While on board the Sciclunas’ fishing boat, Camilleri provided the cousins with situations and objectives rather than showing them the script. “You’d defeat the purpose if you suddenly asked non-actors to read lines off a page. You want to hold on to their authenticity.” The fishers improvised the dialogue in everyday Maltese, acting scenarios that were already familiar to them, such as catching a swordfish out of season and being obliged to part with it due to fishing laws.

Camilleri’s focus on linguistic authenticity was one of the factors that attracted local producers Rebecca Anastasi and Oliver Mallia to the project. Maltese, a language of Semitic origin written in the Roman alphabet, is poorly represented in world cinema, with the Maltese islands often playing host to foreign productions rather than telling their own stories. “In Malta, our indigenous film industry is still in its infancy, and there is still a lot of untapped potential,” Anastasi says. “In this context, I had a good feeling about placing non-actors in some of the key roles. The cast used their own turns of phrase, and we hear Maltese as it is really spoken.”

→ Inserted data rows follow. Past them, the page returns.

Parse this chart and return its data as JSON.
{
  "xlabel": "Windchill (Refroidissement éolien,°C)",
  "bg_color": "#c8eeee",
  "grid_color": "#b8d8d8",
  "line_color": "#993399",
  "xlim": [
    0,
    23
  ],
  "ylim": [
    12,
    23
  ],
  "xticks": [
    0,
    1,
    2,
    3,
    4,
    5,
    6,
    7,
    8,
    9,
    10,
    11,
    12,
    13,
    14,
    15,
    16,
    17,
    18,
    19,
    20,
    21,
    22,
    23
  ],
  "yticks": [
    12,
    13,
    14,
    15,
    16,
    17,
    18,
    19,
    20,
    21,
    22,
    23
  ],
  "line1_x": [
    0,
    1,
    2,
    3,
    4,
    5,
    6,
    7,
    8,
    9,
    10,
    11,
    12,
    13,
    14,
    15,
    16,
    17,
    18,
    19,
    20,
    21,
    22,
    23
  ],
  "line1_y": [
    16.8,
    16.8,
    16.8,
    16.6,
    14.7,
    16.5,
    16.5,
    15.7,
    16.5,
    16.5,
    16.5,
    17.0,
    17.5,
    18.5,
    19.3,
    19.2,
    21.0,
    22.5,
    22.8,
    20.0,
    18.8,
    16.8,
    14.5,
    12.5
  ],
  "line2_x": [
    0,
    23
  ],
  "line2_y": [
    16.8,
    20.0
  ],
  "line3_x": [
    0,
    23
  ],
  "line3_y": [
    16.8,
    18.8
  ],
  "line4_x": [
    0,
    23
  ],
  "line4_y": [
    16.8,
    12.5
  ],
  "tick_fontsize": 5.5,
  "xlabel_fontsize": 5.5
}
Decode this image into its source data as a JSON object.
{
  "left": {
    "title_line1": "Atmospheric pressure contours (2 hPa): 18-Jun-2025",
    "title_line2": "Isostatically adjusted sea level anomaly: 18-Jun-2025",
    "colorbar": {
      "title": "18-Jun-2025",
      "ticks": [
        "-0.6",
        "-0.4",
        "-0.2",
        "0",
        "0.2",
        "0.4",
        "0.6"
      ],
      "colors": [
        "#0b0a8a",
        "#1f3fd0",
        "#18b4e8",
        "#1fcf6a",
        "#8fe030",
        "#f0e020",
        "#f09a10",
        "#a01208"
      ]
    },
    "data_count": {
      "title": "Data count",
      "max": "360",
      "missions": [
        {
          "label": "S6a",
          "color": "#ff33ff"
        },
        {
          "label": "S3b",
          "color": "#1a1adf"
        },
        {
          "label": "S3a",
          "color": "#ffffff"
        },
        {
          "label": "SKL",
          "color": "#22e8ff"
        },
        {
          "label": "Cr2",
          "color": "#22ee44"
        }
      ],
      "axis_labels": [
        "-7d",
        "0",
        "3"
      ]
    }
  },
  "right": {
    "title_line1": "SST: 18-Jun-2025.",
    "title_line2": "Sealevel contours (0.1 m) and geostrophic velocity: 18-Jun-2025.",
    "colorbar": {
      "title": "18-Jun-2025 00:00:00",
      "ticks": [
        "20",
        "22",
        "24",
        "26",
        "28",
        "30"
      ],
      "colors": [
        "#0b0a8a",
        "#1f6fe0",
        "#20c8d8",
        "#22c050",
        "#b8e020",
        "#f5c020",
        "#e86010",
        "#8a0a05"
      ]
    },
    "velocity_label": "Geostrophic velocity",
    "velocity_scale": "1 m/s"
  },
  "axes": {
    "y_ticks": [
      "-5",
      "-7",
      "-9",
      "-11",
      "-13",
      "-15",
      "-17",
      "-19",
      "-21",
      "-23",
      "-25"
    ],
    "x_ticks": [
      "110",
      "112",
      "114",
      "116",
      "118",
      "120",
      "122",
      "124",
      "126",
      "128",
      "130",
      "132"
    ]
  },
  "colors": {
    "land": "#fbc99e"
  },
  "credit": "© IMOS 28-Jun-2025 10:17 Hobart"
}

Luzzu tells a universal story that is rooted in a culture rarely seen on screen. “What we have at our fingertips can be extremely empowering,” Camilleri says. “But only if your perspective allows you to see it as such. I won’t live long enough to tell all the stories about Malta that I want to tell, but I will continue to follow my instincts.”

Luzzu is released in cinemas on 27 May.